Eterview Hélène Clemente d'inextenso conseil
Actuellement en charge du développement du pôle inextenso conseil, au sein d'une association d'éditeurs d'art français, Hélène Clemente est missionnée par la Direction du livre et de la lecture du Ministère de la culture pour mettre en place des outils de valorisation des éditeurs indépendants, dans un circuit interprofessionnel. Cette mission fait suite à la création d'un réseau de diffusion (inextenso diffusion en 2001) et à la constatation d'une dégradation rapide du réseau de commercialisation du livre de création.
Avec Inextenso Conseil et Inextenso Diffusion vous œuvrez pour l'édition indépendante... Pouvez-vous en quelques mots nous présenter ces structures et nous préciser en quoi elles intègrent les NTIC dans leurs réflexions et leurs actions ?
- inextenso est une association d'éditeurs d'art. Elle est née de la volonté de chacun des éditeurs de trouver une solution aux problèmes de diffusion (leur précédant diffuseur Sit' art ayant déposé le bilan) et donc de distribution.
inextenso diffuse aujourd'hui le catalogue des 12 éditeurs dans le réseau de la librairie de 1er niveau. inextenso, structure légère est distribuée par Volumen.
Comme pour tous les éditeurs de création, la nécessité d'avoir une visibilité en librairie est cruciale. Le chiffre d'affaire d'inextenso diffusion y est principalement réalisé. Les NTIC permettent d'assurer à nos catalogues une visibilité permanente, ce qui n'est plus le cas actuellement et physiquement en librairie. Du chemin reste à parcourir dans ce sens, mais nous progressons. Nous avons également besoin de conquérir un nouvel outil de travail, de parole et de réflexions. Cet outil, inextenso conseil doit être mis à la disposition d'une communauté d'intérêts : celle des éditeurs et des diffuseurs confrontés aux problèmes de commercialisation et circulation des ouvrages dans un contexte de concentration et de changements rapides.
Les NTIC nous offrent ces espaces dans la mesure de nos moyens et de nos capacités.
L'édition aujourd'hui c'est de la cavalerie : moins d'exemplaires mais toujours plus de titres ! Le réseau de commercialisation du livre est au bord de l'apoplexie ! La dématérialisation du livre, avec la numérisation et de nouveaux supports de lecture serait-elle, à votre avis, la solution, ou en tout cas une solution d'avenir ?
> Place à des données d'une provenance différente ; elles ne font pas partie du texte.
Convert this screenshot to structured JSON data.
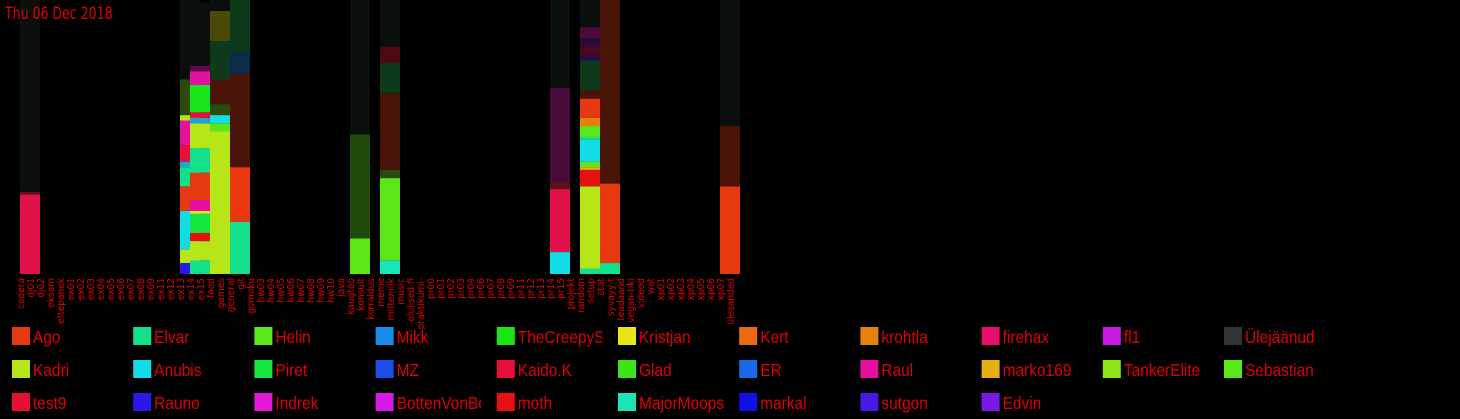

- La cavalerie, nous en subissons directement les charges !
L'actualité professionnelle d'inextenso conseil en rend compte régulièrement. Mais nous restons et survivons pour le moment sur ce champ de bataille. Nos éditeurs fabriquent des beaux livres ; ce que j'appelle des livres "sensibles" à tirage limité pour lesquels le rapport à "l'objet" livre est encore prééminent. Pour autant, nous sommes attentifs aux évolutions des supports tant sur le plan purement matériel (e-ink, e-paper...) que sur le plan économique ou juridique. Mais nous avons besoin de relais sur ces questions. Les éditeurs que je représente vivent dans l'urgence de leur pratique et n'ont pas le temps, l'énergie et l'occasion de côtoyer des personnes "aware" sur ces questions. C'est la raison pour laquelle, nous avons ouvert ce département inextenso conseil. Tisser des liens, s'auto-in/former pour comprendre les changements en cours tout en tenant compte des réalités physiques de la vie des livres. Une sorte de grand écart, finalement pour des éditeurs/diffuseurs interrogés sur leur capacité à s'adapter ou à résister. Quant à la dématérialisation du livre, qu'en dire ?
En mars dernier, à l'occasion du Salon du livre de Paris, une polémique, vite désamorcée, a failli éclater : il y aurait trop de petits éditeurs et ce serait eux qui seraient responsables de l'augmentation de la production et encombreraient les rayonnages des librairies... Eh oui ! Qu'en dites-vous ?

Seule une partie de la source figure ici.